IJCAI Conference 2022 Conference Paper

Modeling Precursors for Temporal Knowledge Graph Reasoning via Auto-encoder Structure

  • Yifu Gao
  • Linhui Feng
  • Zhigang Kan
  • Yi Han
  • Linbo Qiao
  • Dongsheng Li

Temporal knowledge graph (TKG) reasoning that infers missing facts in the future is an essential and challenging task. When predicting a future event, there must be a narrative evolutionary process composed of closely related historical facts to support the event's occurrence, namely fact precursors. However, most existing models employ a sequential reasoning process in an auto-regressive manner, which cannot capture precursor information. This paper proposes a novel auto-encoder architecture that introduces a relation-aware graph attention layer into transformer (rGalT) to accommodate inference over the TKG. Specifically, we first calculate the correlation between historical and predicted facts through multiple attention mechanisms along intra-graph and inter-graph dimensions, then constitute these mutually related facts into diverse fact segments.

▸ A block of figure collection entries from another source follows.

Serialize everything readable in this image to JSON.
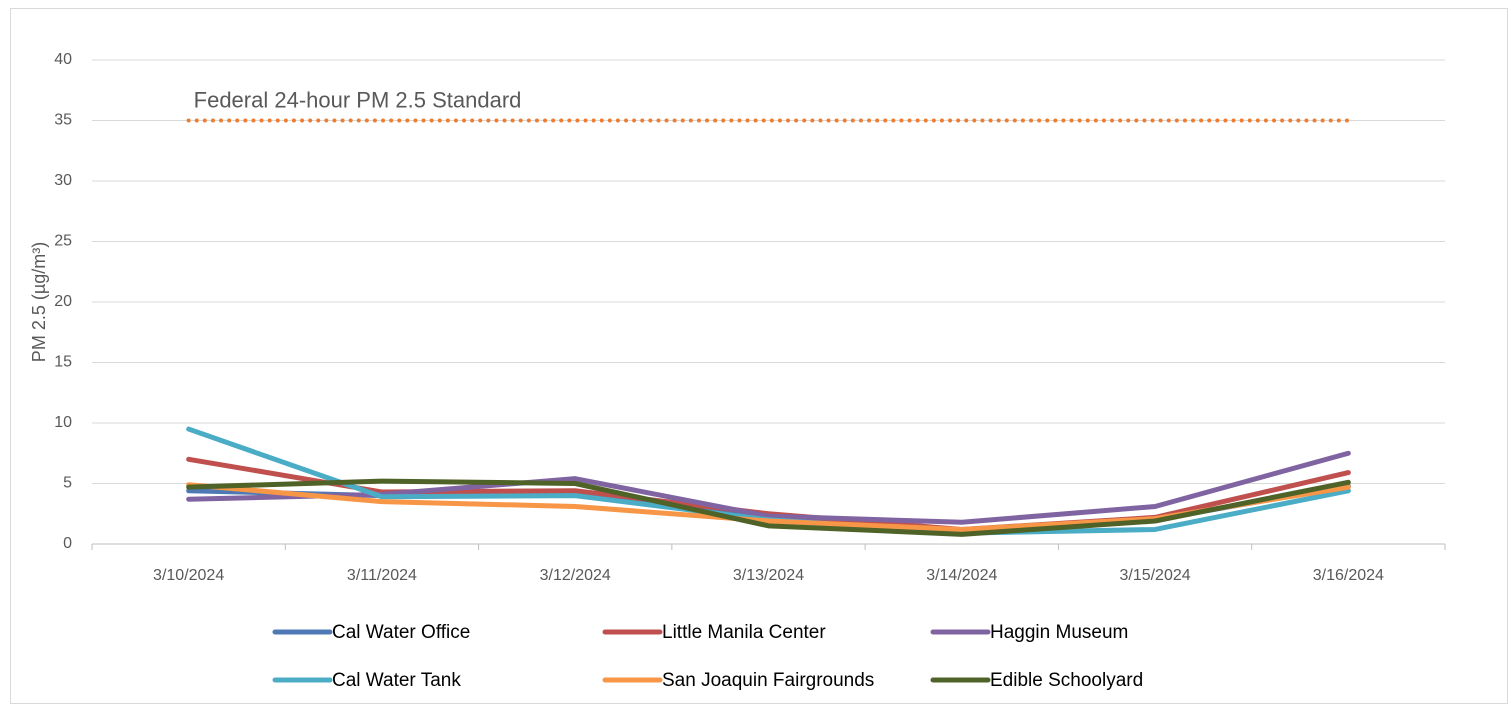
{
  "chart_data": {
    "type": "line",
    "y_axis_label": "PM 2.5 (µg/m³)",
    "categories": [
      "3/10/2024",
      "3/11/2024",
      "3/12/2024",
      "3/13/2024",
      "3/14/2024",
      "3/15/2024",
      "3/16/2024"
    ],
    "series": [
      {
        "name": "Cal Water Office",
        "color": "#4e79b5",
        "values": [
          4.4,
          4.0,
          4.3,
          2.2,
          1.0,
          2.0,
          4.8
        ]
      },
      {
        "name": "Little Manila Center",
        "color": "#c0504d",
        "values": [
          7.0,
          4.3,
          4.4,
          2.5,
          1.2,
          2.2,
          5.9
        ]
      },
      {
        "name": "Haggin Museum",
        "color": "#8064a2",
        "values": [
          3.7,
          4.1,
          5.4,
          2.3,
          1.8,
          3.1,
          7.5
        ]
      },
      {
        "name": "Cal Water Tank",
        "color": "#4bacc6",
        "values": [
          9.5,
          3.9,
          4.0,
          2.0,
          0.9,
          1.2,
          4.4
        ]
      },
      {
        "name": "San Joaquin Fairgrounds",
        "color": "#f79646",
        "values": [
          4.9,
          3.5,
          3.1,
          1.9,
          1.2,
          2.1,
          4.7
        ]
      },
      {
        "name": "Edible Schoolyard",
        "color": "#4f6228",
        "values": [
          4.7,
          5.2,
          5.0,
          1.5,
          0.8,
          1.9,
          5.1
        ]
      }
    ],
    "reference_line": {
      "label": "Federal 24-hour PM 2.5 Standard",
      "value": 35,
      "color": "#ed7d31"
    },
    "ylim": [
      0,
      40
    ],
    "yticks": [
      0,
      5,
      10,
      15,
      20,
      25,
      30,
      35,
      40
    ],
    "grid": true,
    "legend": "bottom"
  }
}
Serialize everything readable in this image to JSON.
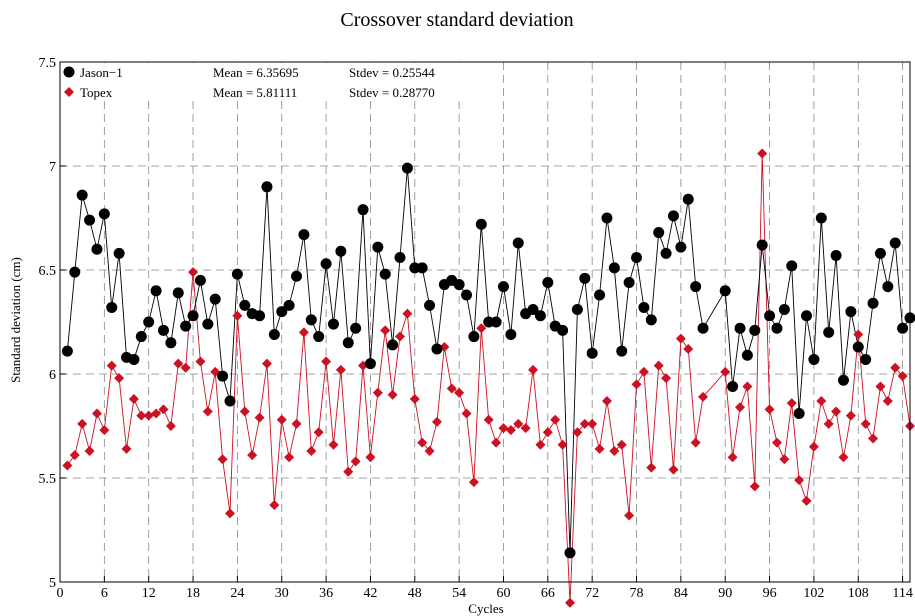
{
  "chart_data": {
    "type": "line",
    "title": "Crossover standard deviation",
    "xlabel": "Cycles",
    "ylabel": "Standard deviation (cm)",
    "xlim": [
      0,
      115
    ],
    "ylim": [
      5,
      7.5
    ],
    "xticks": [
      "0",
      "6",
      "12",
      "18",
      "24",
      "30",
      "36",
      "42",
      "48",
      "54",
      "60",
      "66",
      "72",
      "78",
      "84",
      "90",
      "96",
      "102",
      "108",
      "114"
    ],
    "yticks": [
      "5",
      "5.5",
      "6",
      "6.5",
      "7",
      "7.5"
    ],
    "grid": true,
    "legend_position": "top-left",
    "series": [
      {
        "name": "Jason−1",
        "color": "#000000",
        "marker": "circle",
        "stats": {
          "mean_label": "Mean = 6.35695",
          "stdev_label": "Stdev = 0.25544"
        },
        "x": [
          1,
          2,
          3,
          4,
          5,
          6,
          7,
          8,
          9,
          10,
          11,
          12,
          13,
          14,
          15,
          16,
          17,
          18,
          19,
          20,
          21,
          22,
          23,
          24,
          25,
          26,
          27,
          28,
          29,
          30,
          31,
          32,
          33,
          34,
          35,
          36,
          37,
          38,
          39,
          40,
          41,
          42,
          43,
          44,
          45,
          46,
          47,
          48,
          49,
          50,
          51,
          52,
          53,
          54,
          55,
          56,
          57,
          58,
          59,
          60,
          61,
          62,
          63,
          64,
          65,
          66,
          67,
          68,
          69,
          70,
          71,
          72,
          73,
          74,
          75,
          76,
          77,
          78,
          79,
          80,
          81,
          82,
          83,
          84,
          85,
          86,
          87,
          90,
          91,
          92,
          93,
          94,
          95,
          96,
          97,
          98,
          99,
          100,
          101,
          102,
          103,
          104,
          105,
          106,
          107,
          108,
          109,
          110,
          111,
          112,
          113,
          114,
          115
        ],
        "y": [
          6.11,
          6.49,
          6.86,
          6.74,
          6.6,
          6.77,
          6.32,
          6.58,
          6.08,
          6.07,
          6.18,
          6.25,
          6.4,
          6.21,
          6.15,
          6.39,
          6.23,
          6.28,
          6.45,
          6.24,
          6.36,
          5.99,
          5.87,
          6.48,
          6.33,
          6.29,
          6.28,
          6.9,
          6.19,
          6.3,
          6.33,
          6.47,
          6.67,
          6.26,
          6.18,
          6.53,
          6.24,
          6.59,
          6.15,
          6.22,
          6.79,
          6.05,
          6.61,
          6.48,
          6.14,
          6.56,
          6.99,
          6.51,
          6.51,
          6.33,
          6.12,
          6.43,
          6.45,
          6.43,
          6.38,
          6.18,
          6.72,
          6.25,
          6.25,
          6.42,
          6.19,
          6.63,
          6.29,
          6.31,
          6.28,
          6.44,
          6.23,
          6.21,
          5.14,
          6.31,
          6.46,
          6.1,
          6.38,
          6.75,
          6.51,
          6.11,
          6.44,
          6.56,
          6.32,
          6.26,
          6.68,
          6.58,
          6.76,
          6.61,
          6.84,
          6.42,
          6.22,
          6.4,
          5.94,
          6.22,
          6.09,
          6.21,
          6.62,
          6.28,
          6.22,
          6.31,
          6.52,
          5.81,
          6.28,
          6.07,
          6.75,
          6.2,
          6.57,
          5.97,
          6.3,
          6.13,
          6.07,
          6.34,
          6.58,
          6.42,
          6.63,
          6.22,
          6.27
        ]
      },
      {
        "name": "Topex",
        "color": "#cc1122",
        "marker": "diamond",
        "stats": {
          "mean_label": "Mean = 5.81111",
          "stdev_label": "Stdev = 0.28770"
        },
        "x": [
          1,
          2,
          3,
          4,
          5,
          6,
          7,
          8,
          9,
          10,
          11,
          12,
          13,
          14,
          15,
          16,
          17,
          18,
          19,
          20,
          21,
          22,
          23,
          24,
          25,
          26,
          27,
          28,
          29,
          30,
          31,
          32,
          33,
          34,
          35,
          36,
          37,
          38,
          39,
          40,
          41,
          42,
          43,
          44,
          45,
          46,
          47,
          48,
          49,
          50,
          51,
          52,
          53,
          54,
          55,
          56,
          57,
          58,
          59,
          60,
          61,
          62,
          63,
          64,
          65,
          66,
          67,
          68,
          69,
          70,
          71,
          72,
          73,
          74,
          75,
          76,
          77,
          78,
          79,
          80,
          81,
          82,
          83,
          84,
          85,
          86,
          87,
          90,
          91,
          92,
          93,
          94,
          95,
          96,
          97,
          98,
          99,
          100,
          101,
          102,
          103,
          104,
          105,
          106,
          107,
          108,
          109,
          110,
          111,
          112,
          113,
          114,
          115
        ],
        "y": [
          5.56,
          5.61,
          5.76,
          5.63,
          5.81,
          5.73,
          6.04,
          5.98,
          5.64,
          5.88,
          5.8,
          5.8,
          5.81,
          5.83,
          5.75,
          6.05,
          6.03,
          6.49,
          6.06,
          5.82,
          6.01,
          5.59,
          5.33,
          6.28,
          5.82,
          5.61,
          5.79,
          6.05,
          5.37,
          5.78,
          5.6,
          5.76,
          6.2,
          5.63,
          5.72,
          6.06,
          5.66,
          6.02,
          5.53,
          5.58,
          6.04,
          5.6,
          5.91,
          6.21,
          5.9,
          6.18,
          6.29,
          5.88,
          5.67,
          5.63,
          5.77,
          6.13,
          5.93,
          5.91,
          5.81,
          5.48,
          6.22,
          5.78,
          5.67,
          5.74,
          5.73,
          5.76,
          5.74,
          6.02,
          5.66,
          5.72,
          5.78,
          5.66,
          4.9,
          5.72,
          5.76,
          5.76,
          5.64,
          5.87,
          5.63,
          5.66,
          5.32,
          5.95,
          6.01,
          5.55,
          6.04,
          5.98,
          5.54,
          6.17,
          6.12,
          5.67,
          5.89,
          6.01,
          5.6,
          5.84,
          5.94,
          5.46,
          7.06,
          5.83,
          5.67,
          5.59,
          5.86,
          5.49,
          5.39,
          5.65,
          5.87,
          5.76,
          5.82,
          5.6,
          5.8,
          6.19,
          5.76,
          5.69,
          5.94,
          5.87,
          6.03,
          5.99,
          5.75
        ]
      }
    ]
  }
}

Next, we borrow the translation generation idea to decode in parallel the precursor information associated with the given query, which enables our model to infer future unknown facts by progressively generating graph structures. Experimental results on four benchmark datasets demonstrate that our model outperforms other state-of-the-art methods, and precursor identification provides supporting evidence for prediction.